Le Progrès : Faut-il arrêter les recherches sur les plantes transgéniques ?

François d’Aubert : Non, il ne faut évidemment pas arrêter les recherches sur les plantes transgéniques. D’ailleurs la France est le pays le plus expérimentateur dans ce domaine puisque nous sommes un terrain d’élection à la fois pour la recherche fondamentale mais aussi en recherche plein champ. Ce serait se mettre un boulet aux pieds alors qu’il existe déjà une compétition mondiale terrible avec des enjeux de marché gigantesque. Dès que la poursuite de la recherche aura précisé l’impact des plantes transgéniques sur la santé et l’environnement, on pourra éventuellement faire évoluer notre position pour la culture plein champ.

Le Progrès : Où en sont les recherches sur la maladie de la vache folle ?

François d’Aubert : Les recherches se sont considérablement accélérées que ce soit sur les prions mais aussi sur d’autres hypothèses. Il est important qu’il y ait des échanges internationaux et que notamment les Anglais soient totalement transparents. Ce qui n’a pas toujours été le cas. Face à ces grands problèmes scientifiques, il faut de la transparence et un dialogue avec les citoyens. Nous allons d’ailleurs organiser des conférences de citoyens et je souhaiterais que la première de déroule à Lyon cet automne sur le thème des biotechnologies. Une vingtaine de citoyens, non spécialistes mais intéressés par le sujet seront sélectionnés.

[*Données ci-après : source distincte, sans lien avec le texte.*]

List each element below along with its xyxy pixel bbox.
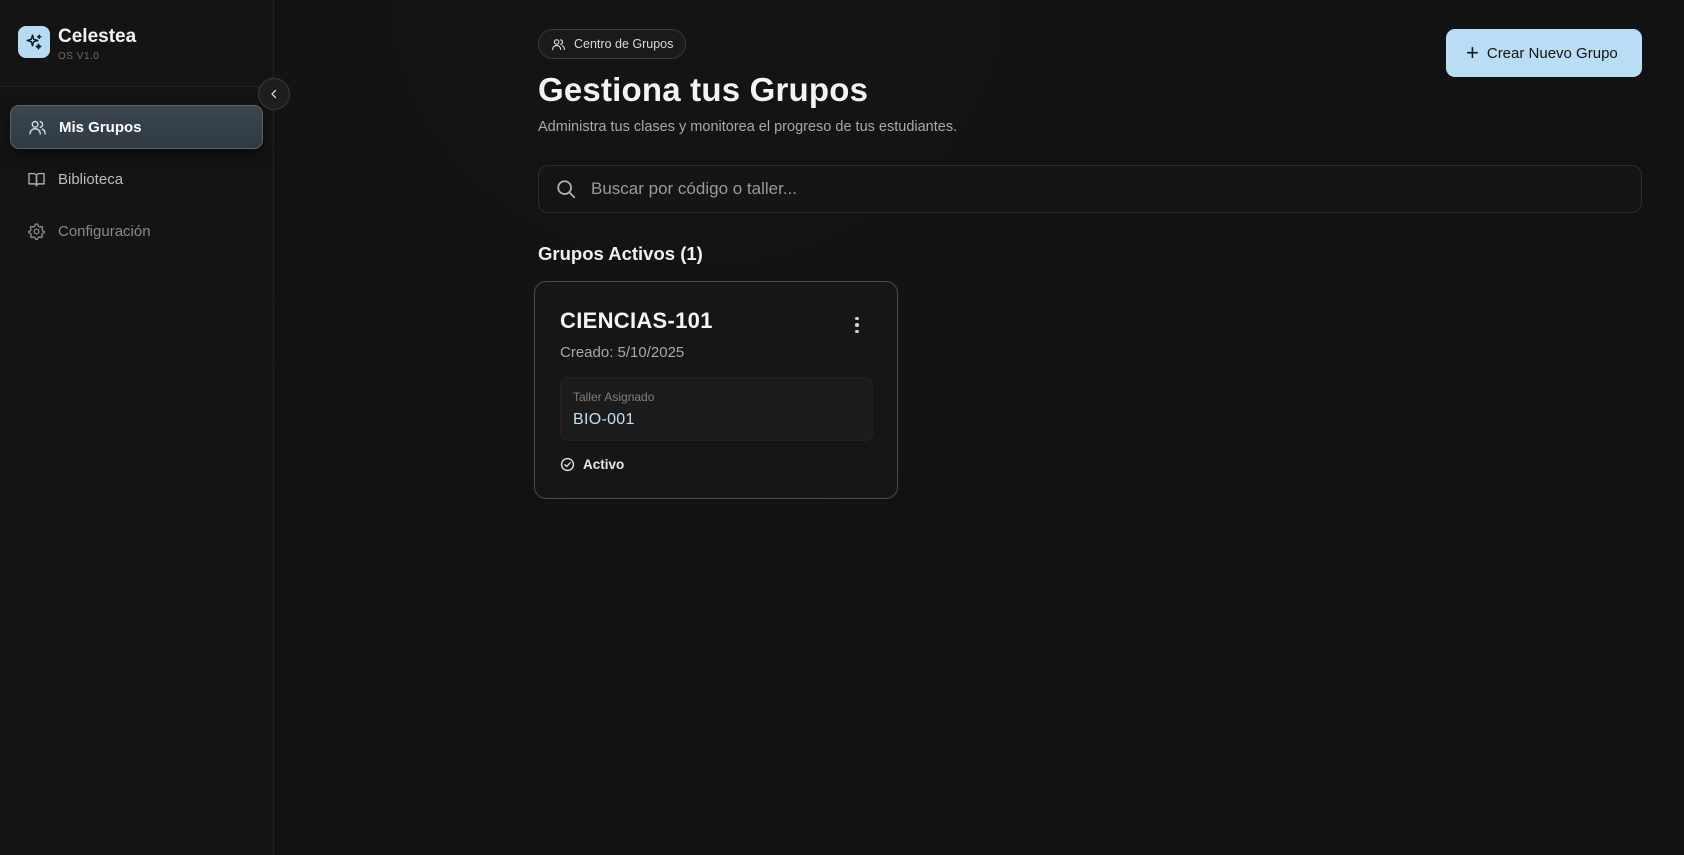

Nous mettrons à leur disposition un maximum d’informations puis au bout de trois mois, ils seront confrontés à des experts. Il en sortira un texte de référence. Cet exercice est piloté par un comité d’orientation que nous venons de mettre en place où l’on retrouve les présidents de l’Académie des sciences, du Comité d’éthique, de l’Office parlementaire des choix scientifiques et technologiques, du Conseil économique et social et de la Fondation national des sciences politiques.

Le Progrès : Soutenez-vous le projet de création d’un laboratoire P4 destiné au futur Institut fédératif de recherche sur les maladies émergentes ?

François d’Aubert : C’est un laboratoire tout à fait indispensable pour une grande nation scientifique comme la France. Si on veut tenir le choc sur les sciences de la vie, sur la recherche portant sur les maladies infectieuses émergentes, on a besoin de cet outil. Il est coûteux mais Lyon est une ville où l’on parie sur la science de même que la région Rhône-Alpes. Je n’ai donc pas d’inquiétude sur le financement de ce laboratoire.

Le Progrès : Souhaiteriez-vous conserver votre poste de secrétaire d’Etat à la Recherche lors de la formation du prochain gouvernement en cas de victoire de l’actuelle majorité aux élections législatives ?

François d’Aubert : La réponse ne dépend pas de moi mais si on me le proposait, je serais ravi de le garder tant la recherche française est passionnante et vitale pour l’avenir.